After a quick stretch for the exceedingly long trip and the requisite bout with customs, we made our way to the bus that would take us to Haneda Airport and was able to “officially enter Japan”. Once we loaded our things we jumped on the bus and took off. One of the first things I noticed on the bus ride is that everything is structurally a mirror image of how transportation functions in America. We drive on the left side, they drive on the right. Even the flow of traffic is flipped. While small, this difference seemed to be emblematic of the way American culture and language functions vis-à-vis Japan’s as a whole. During the ride, I noticed a sea of compact, box-shaped cars whizzing alongside us through the various tunnels and up the hills that make up the utilitarian, grey landscape of greater Tokyo.

View from my seat on the flight over to Japan.

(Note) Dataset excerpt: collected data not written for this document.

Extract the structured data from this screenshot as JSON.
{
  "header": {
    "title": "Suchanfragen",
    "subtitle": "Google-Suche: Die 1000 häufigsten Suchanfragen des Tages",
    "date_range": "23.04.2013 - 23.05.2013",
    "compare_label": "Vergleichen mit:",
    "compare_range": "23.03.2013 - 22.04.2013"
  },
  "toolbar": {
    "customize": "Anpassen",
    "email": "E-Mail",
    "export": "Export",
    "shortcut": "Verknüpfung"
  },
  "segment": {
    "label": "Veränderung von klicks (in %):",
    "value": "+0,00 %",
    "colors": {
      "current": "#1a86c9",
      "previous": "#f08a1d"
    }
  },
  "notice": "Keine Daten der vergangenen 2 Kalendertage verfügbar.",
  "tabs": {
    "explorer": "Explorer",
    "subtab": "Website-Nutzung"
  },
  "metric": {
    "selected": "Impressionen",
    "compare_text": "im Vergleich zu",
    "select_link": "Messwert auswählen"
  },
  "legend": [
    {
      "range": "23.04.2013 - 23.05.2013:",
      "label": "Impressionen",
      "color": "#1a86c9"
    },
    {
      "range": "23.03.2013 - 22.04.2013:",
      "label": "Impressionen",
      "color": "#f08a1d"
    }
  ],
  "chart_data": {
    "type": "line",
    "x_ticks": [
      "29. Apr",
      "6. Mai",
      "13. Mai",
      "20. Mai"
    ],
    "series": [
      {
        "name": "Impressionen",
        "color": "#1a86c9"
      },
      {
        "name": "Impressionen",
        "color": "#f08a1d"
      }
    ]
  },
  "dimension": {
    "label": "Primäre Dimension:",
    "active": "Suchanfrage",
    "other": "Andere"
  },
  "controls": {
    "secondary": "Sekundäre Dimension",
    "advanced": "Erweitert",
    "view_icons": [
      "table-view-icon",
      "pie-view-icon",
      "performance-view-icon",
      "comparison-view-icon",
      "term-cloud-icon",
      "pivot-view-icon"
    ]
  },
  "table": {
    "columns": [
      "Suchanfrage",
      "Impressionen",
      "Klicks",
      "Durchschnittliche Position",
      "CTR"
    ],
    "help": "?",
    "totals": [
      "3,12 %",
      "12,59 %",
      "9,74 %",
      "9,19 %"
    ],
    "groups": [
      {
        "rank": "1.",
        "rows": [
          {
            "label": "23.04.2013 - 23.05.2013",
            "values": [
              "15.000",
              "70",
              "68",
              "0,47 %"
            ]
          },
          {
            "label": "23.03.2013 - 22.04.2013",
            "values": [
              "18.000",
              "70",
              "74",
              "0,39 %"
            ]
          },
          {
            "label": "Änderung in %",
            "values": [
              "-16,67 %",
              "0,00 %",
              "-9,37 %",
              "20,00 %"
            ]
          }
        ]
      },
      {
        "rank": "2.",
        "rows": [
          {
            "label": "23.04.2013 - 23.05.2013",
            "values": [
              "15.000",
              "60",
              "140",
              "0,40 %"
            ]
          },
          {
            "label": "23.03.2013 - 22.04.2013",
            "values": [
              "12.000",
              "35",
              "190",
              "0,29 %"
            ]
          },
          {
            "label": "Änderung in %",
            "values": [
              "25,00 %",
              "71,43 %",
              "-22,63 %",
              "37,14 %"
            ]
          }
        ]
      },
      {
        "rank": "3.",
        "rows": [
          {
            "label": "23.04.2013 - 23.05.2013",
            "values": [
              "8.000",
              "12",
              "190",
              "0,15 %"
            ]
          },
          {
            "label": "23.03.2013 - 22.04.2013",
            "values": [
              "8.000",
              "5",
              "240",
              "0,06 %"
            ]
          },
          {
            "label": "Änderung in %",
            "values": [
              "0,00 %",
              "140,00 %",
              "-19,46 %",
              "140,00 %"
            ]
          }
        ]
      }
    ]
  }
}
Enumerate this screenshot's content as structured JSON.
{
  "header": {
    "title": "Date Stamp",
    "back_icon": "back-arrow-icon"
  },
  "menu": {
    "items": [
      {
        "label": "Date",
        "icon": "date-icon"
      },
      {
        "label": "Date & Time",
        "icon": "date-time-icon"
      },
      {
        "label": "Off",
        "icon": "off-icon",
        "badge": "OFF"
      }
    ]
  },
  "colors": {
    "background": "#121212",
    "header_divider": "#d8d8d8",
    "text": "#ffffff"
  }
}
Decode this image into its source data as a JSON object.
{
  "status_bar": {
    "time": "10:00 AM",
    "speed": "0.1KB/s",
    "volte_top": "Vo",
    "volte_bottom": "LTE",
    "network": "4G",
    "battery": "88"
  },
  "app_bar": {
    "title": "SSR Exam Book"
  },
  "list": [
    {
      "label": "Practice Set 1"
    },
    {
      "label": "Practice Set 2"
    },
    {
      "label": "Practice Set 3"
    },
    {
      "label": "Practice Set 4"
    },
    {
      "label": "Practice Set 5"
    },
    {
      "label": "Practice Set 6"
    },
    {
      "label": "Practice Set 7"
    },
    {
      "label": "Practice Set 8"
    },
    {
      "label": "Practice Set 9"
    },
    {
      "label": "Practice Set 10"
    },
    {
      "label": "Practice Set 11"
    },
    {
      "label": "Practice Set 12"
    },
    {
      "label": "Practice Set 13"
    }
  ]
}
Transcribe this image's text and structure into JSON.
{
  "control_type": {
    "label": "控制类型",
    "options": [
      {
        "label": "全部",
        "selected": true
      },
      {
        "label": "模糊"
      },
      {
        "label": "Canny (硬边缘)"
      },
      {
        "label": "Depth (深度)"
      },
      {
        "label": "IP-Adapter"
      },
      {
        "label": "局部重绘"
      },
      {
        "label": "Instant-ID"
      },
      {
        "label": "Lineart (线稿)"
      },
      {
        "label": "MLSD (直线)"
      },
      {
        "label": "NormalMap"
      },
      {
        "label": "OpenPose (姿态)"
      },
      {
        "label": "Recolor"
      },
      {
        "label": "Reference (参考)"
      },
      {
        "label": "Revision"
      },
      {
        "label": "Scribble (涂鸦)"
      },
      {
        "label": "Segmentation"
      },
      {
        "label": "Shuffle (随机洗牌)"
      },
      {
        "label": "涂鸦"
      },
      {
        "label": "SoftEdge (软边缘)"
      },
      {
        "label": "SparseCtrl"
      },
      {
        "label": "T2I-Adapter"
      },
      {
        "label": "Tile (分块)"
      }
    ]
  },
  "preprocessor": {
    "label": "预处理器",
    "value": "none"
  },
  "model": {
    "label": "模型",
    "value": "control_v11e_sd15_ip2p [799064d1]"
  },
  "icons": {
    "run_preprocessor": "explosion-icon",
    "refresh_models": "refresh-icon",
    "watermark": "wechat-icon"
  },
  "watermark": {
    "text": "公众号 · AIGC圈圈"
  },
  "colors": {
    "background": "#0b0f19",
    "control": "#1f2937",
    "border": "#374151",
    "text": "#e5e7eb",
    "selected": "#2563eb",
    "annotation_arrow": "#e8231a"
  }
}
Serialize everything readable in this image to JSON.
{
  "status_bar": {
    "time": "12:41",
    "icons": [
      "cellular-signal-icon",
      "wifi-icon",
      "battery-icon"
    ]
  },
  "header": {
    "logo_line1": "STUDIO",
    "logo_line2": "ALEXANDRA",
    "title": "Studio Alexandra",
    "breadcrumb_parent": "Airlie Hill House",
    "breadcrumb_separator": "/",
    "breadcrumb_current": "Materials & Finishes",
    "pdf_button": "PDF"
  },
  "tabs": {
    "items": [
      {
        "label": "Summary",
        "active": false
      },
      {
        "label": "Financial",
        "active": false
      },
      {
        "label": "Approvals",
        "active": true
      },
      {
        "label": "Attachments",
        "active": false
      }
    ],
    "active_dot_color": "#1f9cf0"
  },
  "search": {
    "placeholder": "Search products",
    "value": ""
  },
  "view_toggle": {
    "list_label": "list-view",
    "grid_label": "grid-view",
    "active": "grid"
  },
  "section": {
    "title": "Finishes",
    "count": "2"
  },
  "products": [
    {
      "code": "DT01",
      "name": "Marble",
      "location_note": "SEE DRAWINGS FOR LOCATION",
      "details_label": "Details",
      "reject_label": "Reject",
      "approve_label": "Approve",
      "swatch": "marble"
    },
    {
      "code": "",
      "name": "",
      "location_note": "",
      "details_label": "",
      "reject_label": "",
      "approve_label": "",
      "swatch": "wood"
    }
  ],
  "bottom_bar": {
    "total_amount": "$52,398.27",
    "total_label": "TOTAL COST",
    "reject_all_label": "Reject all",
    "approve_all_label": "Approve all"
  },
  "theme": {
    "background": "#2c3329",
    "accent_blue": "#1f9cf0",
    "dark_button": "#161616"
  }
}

Midway to Haneda Airport, we happened upon the Tokyo skyline which inspired as much awe as it did confusion. There is no approximate American equivalent to rival the sheer scale of and sprawl of Tokyo—which contains 23 city-like “wards” and has the visceral impact of witnessing the vomited remains from a giant that eats cities. Like Los Angeles and Manhattan had a pretentious, yet impossibly efficient kid. Imagine a metropolis with no visible nucleus, gobbling up the skyline in each direction, for as far as the eye can see. THAT’S Tokyo.